Images from his grandmother’s home establish something of the ethos of an urban community in which “all the incompatible states of Europe were pressed together” and then lead toward a more recent time when the swirl in a liqueur glass in a Czech restaurant connects the past to the recent present when the narrator and his girlfriend, Kate, have begun to spend time together for drinks after work. The restaurant has been designed to give the residents of the neighborhood a touch of their origins in Europe, and an older waiter’s continental charm encourages the romantic aura that is gradually enveloping the young couple.

The story shifts at this point to the immediate present on the narrator’s twenty-second birthday, a warm spring day in May. To celebrate, he orders champagne and oysters, a conspicuously upscale and flamboyant choice in contrast to the standard fare—sausage and potatoes—on the menu at the Pilsen. The spirit of the occasion arouses the emotions of the couple, and instead of ordering dinner, they leave the premises to find a suitable location for a more intensely intimate evening. Because the narrator shares an apartment and Kate lives in a suburb north of the city, they head toward a local park, but when they discover that the gate is locked, they board the last express train to Evanston. There are no seats available, and the couple, finding the conductor’s compartment empty, enter the small enclosure and shut the door.

As the train rushes through the city, the couple embrace, their bodies moving in a rhythm that is accentuated by the motion of the train. An aura of eros envelops them, and the powerful emotional reaction of the narrator is conveyed through a series of familiar landmarks that he recognizes from many previous rides along this track. Past experience and a vision of a possible future blend in a moment of heightened awareness.

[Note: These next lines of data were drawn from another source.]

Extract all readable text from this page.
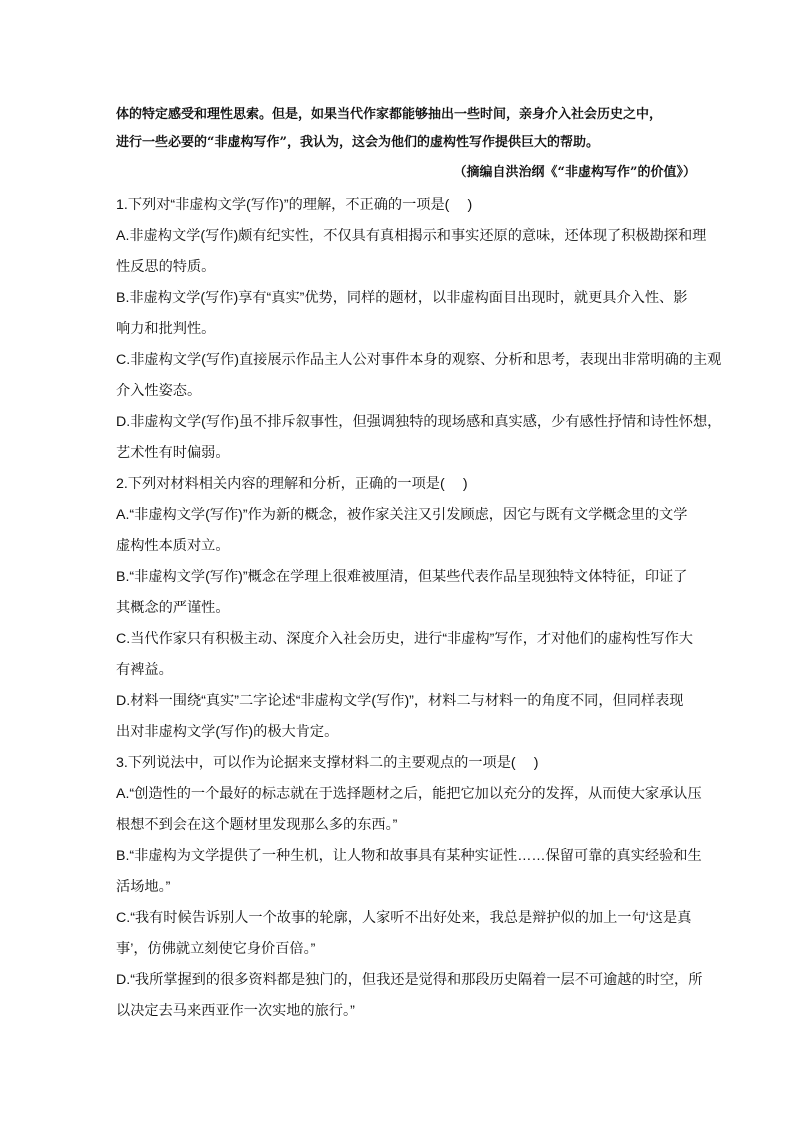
体的特定感受和理性思索。但是，如果当代作家都能够抽出一些时间，亲身介入社会历史之中，
进行一些必要的“非虚构写作”，我认为，这会为他们的虚构性写作提供巨大的帮助。
（摘编自洪治纲《“非虚构写作”的价值》）
1.下列对“非虚构文学(写作)”的理解，不正确的一项是(　 )
A.非虚构文学(写作)颇有纪实性，不仅具有真相揭示和事实还原的意味，还体现了积极勘探和理
性反思的特质。
B.非虚构文学(写作)享有“真实”优势，同样的题材，以非虚构面目出现时，就更具介入性、影
响力和批判性。
C.非虚构文学(写作)直接展示作品主人公对事件本身的观察、分析和思考，表现出非常明确的主观
介入性姿态。
D.非虚构文学(写作)虽不排斥叙事性，但强调独特的现场感和真实感，少有感性抒情和诗性怀想，
艺术性有时偏弱。
2.下列对材料相关内容的理解和分析，正确的一项是(　 )
A.“非虚构文学(写作)”作为新的概念，被作家关注又引发顾虑，因它与既有文学概念里的文学
虚构性本质对立。
B.“非虚构文学(写作)”概念在学理上很难被厘清，但某些代表作品呈现独特文体特征，印证了
其概念的严谨性。
C.当代作家只有积极主动、深度介入社会历史，进行“非虚构”写作，才对他们的虚构性写作大
有裨益。
D.材料一围绕“真实”二字论述“非虚构文学(写作)”，材料二与材料一的角度不同，但同样表现
出对非虚构文学(写作)的极大肯定。
3.下列说法中，可以作为论据来支撑材料二的主要观点的一项是(　 )
A.“创造性的一个最好的标志就在于选择题材之后，能把它加以充分的发挥，从而使大家承认压
根想不到会在这个题材里发现那么多的东西。”
B.“非虚构为文学提供了一种生机，让人物和故事具有某种实证性……保留可靠的真实经验和生
活场地。”
C.“我有时候告诉别人一个故事的轮廓，人家听不出好处来，我总是辩护似的加上一句‘这是真
事’，仿佛就立刻使它身价百倍。”
D.“我所掌握到的很多资料都是独门的，但我还是觉得和那段历史隔着一层不可逾越的时空，所
以决定去马来西亚作一次实地的旅行。”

In the aftermath of the passionate encounter, the narrator begins to notice the faces of passengers on the platform as the express train slows down while passing through local stations. His senses sharpened by his involvement with Kate, he has a moment of brief and temporary insight about the character of the people he sees. In particular, his attention is caught by a sixteen-year-old high school boy, who grins when he sees the couple and starts to wave at them. The narrator falls into a comfortable reverie in which all the images of the ride blend and blur into a mood of lassitude, but the image of “that arrested wave” stays with him. It induces a reflective recapitulation of his life through the past half-dozen years, and as the story concludes, the narrator remembers how he stood on the station in similar fashion, his life and future open but uncertain, eager for some sign of life’s bounty. His last thought is that he would “have loved seeing someone like us streaming by.”